Natürlich gibt es bei dieser Herangehensweise auch Probleme: Wenn man zum Beispiel nur den Tirolerischen Dialekt lernt und dann nach Wien zieht, kann es ebenso zu Verständnisschwierigkeiten kommen. Die Hochsprache wäre in diesem Fall wohl die bessere Wahl, um einerseits verstanden zu werden und andererseits andere zu verstehen. Denn trotz der verschiedenen regionalen Dialekte ist Hochdeutsch gewissermaßen die lingua franca Österreichs.
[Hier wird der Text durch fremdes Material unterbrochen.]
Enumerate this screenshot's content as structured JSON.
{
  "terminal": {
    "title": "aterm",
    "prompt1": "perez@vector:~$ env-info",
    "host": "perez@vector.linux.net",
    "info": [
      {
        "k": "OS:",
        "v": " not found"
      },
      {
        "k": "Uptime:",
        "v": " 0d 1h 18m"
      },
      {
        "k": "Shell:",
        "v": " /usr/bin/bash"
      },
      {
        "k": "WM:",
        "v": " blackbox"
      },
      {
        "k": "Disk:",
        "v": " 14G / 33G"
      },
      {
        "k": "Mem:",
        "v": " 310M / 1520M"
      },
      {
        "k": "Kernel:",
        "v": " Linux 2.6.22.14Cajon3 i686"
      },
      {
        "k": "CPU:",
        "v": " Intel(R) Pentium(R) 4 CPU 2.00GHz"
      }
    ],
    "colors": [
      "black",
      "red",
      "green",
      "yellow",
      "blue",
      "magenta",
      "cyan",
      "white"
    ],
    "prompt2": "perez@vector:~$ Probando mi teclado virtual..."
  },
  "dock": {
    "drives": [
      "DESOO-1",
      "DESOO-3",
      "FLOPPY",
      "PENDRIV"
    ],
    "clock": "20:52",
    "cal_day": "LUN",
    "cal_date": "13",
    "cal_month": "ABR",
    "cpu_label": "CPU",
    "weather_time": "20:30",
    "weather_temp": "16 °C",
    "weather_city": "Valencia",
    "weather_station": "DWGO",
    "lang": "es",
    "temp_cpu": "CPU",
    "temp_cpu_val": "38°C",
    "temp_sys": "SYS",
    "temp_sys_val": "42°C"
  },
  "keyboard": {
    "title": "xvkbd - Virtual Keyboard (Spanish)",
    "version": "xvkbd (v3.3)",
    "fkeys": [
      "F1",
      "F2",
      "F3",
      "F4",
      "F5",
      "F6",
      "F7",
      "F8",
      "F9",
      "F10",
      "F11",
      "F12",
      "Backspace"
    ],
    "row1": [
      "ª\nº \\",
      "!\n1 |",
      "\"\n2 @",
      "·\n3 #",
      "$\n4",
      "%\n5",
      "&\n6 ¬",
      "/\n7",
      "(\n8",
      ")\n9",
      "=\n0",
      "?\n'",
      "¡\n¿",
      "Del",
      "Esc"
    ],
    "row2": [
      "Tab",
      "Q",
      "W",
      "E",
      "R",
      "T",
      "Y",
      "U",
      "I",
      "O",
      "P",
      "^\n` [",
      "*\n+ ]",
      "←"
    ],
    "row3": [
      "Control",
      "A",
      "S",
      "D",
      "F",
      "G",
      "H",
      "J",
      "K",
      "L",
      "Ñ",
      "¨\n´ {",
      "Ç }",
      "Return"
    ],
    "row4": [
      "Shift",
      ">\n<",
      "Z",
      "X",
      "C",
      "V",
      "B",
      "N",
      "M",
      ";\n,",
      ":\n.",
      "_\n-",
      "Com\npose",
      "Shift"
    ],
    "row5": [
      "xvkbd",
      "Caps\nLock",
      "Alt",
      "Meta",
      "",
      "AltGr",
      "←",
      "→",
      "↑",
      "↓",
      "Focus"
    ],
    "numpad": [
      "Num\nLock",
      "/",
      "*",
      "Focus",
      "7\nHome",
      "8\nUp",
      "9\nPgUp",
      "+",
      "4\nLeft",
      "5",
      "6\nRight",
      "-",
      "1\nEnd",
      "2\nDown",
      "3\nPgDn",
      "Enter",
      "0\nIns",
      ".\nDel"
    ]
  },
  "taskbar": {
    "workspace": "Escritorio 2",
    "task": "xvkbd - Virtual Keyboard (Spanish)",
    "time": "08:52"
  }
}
Gleichzeitig kann man aber nicht erwarten, dass jeder plötzlich aufhört, im Dialekt zu sprechen. Denn diesen erlernen viele ÖsterreicherInnen von Kindheit an – die Hochsprache folgt oft erst in der Schulzeit. Das bedeutet auch, dass sie ihn verinnerlicht haben und nur schwer „abstellen“ können. Natürlich könnte man jetzt sagen, dass man stattdessen versuchen sollte mit seinen Kindern von klein auf die Hochsprache anstatt den jeweiligen Dialekt zu sprachen. Dadurch würde man aber die sprachliche Diversität Österreichs gefährden, und in einer Welt, in der andauernd Sprachen auf der ganzen Welt aufgrund den Folgen der Globalisierung aussterben, ist das nicht unbedingt wünschenswert.

Wie soll man dieses Dilemma also lösen?

Mein Vorschlag: Weiterhin Hochdeutsch unterrichten, aber auch darauf achten, dass man die Dialekte Österreichs miteinbezieht. In welcher Form und in welchem Ausmaß das geschehen sollte, bleibt der Linguistik überlassen.